Speaker: Sabyasachi Mukherjee
Abstract: In this mini-course, we will discuss some fundamental properties of parameter spaces of holomorphic dynamical systems generated by rational maps on the Riemann sphere. We will introduce the notion of structural stability and show that structurally stable parameters form a dense open subset of the parameter space. We will then focus on the parameter space of quadratic polynomials, and describe dynamically natural uniformizations of its structurally stable components. Finally, we will explicate the construction of a natural measure on the bifurcation locus of quadratic polynomials (complement of structurally stable maps) using potential-theoretic tools, and mention some equidistribution results for this measure.
Speaker: Niladri Sekhar Patra
Speaker: Kingshook Biswas
Abstract: We give an introduction to the theory of Teichmüller spaces. We start by introducing the notion of quasiconformal mappings, describing their basic properties, and giving a sketch of the proof of the Measurable Riemann Mapping Theorem.
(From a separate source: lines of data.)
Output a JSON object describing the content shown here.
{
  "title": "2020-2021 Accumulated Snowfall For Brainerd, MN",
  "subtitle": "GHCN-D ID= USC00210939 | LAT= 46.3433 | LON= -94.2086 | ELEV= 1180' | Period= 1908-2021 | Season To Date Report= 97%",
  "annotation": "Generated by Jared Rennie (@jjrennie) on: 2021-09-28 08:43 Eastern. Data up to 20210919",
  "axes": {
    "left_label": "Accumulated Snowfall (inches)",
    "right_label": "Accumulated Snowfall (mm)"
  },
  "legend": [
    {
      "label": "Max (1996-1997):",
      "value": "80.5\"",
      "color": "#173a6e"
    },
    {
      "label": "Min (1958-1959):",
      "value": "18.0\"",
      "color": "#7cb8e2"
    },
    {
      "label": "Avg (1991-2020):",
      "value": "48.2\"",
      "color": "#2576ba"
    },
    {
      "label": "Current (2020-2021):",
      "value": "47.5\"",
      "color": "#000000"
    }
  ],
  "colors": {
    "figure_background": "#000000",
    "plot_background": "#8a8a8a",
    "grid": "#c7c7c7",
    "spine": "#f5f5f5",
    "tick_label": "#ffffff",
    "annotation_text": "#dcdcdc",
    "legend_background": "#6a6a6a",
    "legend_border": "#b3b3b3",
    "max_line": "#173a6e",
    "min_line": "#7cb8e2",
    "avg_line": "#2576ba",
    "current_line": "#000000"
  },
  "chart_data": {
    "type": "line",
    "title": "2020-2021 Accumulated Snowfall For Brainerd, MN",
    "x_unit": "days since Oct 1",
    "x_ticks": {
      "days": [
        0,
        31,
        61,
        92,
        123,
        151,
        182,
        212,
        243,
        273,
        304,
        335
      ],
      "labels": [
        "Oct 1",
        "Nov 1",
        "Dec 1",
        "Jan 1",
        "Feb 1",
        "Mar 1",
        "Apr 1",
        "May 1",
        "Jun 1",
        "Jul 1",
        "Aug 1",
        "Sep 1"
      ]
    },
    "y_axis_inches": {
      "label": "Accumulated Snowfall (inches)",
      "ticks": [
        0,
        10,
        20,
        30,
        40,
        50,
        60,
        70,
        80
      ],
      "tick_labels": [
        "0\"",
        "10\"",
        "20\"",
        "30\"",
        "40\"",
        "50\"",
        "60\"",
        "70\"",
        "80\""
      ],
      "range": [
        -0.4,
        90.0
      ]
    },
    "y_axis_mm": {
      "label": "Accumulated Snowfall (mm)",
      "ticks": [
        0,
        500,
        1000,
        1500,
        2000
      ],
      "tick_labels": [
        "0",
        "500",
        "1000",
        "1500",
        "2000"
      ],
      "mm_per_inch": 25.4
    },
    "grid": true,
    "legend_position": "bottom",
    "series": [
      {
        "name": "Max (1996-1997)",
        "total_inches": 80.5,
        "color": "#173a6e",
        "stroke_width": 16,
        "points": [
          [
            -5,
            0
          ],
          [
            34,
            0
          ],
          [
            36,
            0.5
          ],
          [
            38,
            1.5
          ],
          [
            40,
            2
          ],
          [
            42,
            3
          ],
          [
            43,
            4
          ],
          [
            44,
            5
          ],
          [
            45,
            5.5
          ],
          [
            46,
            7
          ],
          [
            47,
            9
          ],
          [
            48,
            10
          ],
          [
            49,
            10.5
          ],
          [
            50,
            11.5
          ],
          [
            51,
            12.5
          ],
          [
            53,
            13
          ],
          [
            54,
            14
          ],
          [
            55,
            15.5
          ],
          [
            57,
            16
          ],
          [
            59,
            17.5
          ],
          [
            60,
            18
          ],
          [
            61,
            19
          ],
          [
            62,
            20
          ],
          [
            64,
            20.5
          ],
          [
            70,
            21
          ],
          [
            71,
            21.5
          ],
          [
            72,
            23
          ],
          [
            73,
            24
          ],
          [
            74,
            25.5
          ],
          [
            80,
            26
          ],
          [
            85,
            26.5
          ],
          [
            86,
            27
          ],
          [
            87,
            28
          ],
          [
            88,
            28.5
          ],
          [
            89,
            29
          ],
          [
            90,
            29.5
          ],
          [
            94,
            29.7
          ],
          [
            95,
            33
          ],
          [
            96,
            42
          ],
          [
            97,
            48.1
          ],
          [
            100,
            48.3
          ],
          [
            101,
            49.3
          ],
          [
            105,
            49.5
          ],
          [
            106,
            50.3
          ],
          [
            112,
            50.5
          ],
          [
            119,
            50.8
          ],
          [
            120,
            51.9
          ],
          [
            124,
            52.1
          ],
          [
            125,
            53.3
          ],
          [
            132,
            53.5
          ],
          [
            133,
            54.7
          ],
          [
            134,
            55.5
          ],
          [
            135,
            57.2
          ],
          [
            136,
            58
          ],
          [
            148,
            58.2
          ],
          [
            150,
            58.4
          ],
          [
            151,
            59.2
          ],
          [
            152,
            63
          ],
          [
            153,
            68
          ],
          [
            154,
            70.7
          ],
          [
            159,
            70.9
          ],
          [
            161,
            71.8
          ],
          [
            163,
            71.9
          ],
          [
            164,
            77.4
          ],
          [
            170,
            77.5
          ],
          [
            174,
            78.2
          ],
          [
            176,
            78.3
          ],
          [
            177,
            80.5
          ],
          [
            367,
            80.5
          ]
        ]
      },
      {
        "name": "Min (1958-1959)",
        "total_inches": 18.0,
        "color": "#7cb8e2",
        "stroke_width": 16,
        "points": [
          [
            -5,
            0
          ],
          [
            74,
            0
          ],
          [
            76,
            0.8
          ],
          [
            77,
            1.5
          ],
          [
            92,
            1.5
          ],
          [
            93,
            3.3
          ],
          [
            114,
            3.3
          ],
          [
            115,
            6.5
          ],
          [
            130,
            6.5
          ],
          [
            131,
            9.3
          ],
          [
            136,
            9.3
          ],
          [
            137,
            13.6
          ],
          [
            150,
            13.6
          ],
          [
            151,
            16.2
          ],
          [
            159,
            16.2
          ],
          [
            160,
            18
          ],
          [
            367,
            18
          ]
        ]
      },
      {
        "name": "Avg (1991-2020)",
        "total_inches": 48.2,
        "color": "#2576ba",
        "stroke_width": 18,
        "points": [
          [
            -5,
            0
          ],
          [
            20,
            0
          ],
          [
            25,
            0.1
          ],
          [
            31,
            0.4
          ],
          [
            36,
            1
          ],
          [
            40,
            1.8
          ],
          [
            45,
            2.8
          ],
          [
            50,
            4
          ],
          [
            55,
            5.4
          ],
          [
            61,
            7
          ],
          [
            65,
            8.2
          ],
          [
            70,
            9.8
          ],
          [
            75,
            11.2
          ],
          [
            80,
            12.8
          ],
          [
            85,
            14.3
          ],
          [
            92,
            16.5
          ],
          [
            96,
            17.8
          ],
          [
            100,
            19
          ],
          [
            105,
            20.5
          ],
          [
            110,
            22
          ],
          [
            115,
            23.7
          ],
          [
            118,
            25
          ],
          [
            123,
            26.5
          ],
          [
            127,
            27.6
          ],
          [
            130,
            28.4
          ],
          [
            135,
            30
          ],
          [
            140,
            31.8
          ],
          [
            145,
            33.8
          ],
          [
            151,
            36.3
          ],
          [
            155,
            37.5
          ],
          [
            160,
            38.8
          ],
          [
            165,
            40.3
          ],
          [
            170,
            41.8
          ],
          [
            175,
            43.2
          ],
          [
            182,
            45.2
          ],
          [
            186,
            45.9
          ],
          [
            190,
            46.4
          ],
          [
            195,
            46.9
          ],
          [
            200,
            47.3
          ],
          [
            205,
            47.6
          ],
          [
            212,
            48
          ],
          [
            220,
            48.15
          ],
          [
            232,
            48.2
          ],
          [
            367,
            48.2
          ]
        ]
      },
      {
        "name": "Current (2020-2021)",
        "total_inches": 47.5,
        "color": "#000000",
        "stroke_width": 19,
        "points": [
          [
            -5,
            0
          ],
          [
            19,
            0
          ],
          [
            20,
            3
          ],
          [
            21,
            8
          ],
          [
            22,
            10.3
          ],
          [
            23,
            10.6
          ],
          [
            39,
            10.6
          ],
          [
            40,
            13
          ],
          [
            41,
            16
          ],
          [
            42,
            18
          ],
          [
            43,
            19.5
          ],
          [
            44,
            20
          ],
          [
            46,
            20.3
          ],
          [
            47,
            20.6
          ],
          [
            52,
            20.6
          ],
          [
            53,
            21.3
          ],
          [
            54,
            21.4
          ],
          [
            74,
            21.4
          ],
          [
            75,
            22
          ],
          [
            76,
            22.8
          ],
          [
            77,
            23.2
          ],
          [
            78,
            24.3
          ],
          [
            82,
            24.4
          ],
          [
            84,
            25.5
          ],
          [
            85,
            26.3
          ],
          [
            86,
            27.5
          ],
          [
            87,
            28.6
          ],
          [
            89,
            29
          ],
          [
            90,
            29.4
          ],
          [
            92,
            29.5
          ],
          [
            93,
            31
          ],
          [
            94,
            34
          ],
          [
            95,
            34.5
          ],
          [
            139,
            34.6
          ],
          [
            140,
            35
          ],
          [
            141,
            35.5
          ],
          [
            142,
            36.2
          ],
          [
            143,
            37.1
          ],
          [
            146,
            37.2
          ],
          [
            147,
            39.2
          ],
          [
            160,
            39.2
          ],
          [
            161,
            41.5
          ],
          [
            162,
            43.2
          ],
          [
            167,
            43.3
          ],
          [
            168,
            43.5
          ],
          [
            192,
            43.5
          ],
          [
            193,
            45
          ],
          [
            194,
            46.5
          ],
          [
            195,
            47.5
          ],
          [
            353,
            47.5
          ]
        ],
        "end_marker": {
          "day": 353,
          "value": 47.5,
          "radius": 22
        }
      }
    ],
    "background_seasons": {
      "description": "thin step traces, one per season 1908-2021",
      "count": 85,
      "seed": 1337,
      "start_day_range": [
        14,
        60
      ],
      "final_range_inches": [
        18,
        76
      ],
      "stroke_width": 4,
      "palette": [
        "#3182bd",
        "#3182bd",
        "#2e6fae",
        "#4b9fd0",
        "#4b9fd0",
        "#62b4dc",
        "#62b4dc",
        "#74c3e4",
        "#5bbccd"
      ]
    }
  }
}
We then define Teichmüller spaces, and discuss how pants decompositions and Fenchel-Nielsen coordinates can be used to prove that the Teichmuller space of a compact surface of genus g is homeomorphic to a ball of dimension 6g-6. We then discuss holomorphic quadratic differentials on Riemann surfaces, and prove Teichmüller's theorems on the existence and uniqueness of Teichmüller mappings (maps affine with respect to flat structures induced by holomorphic quadratic differentials) within any homotopy class of maps between compact Riemann surfaces.
Speaker: T. N. Venkataramana
Abstract: We give a proof of the Howe-Moore theorem on the decay of matrix coefficients at infinity for a unitary representation of a non-compact simple linear Lie group G (restricting our attention mainly to SL(n,R)). We will deduce from this the ergodicity of the action of a non-compact subgroup of G on the quotient of the Lie group G by a lattice.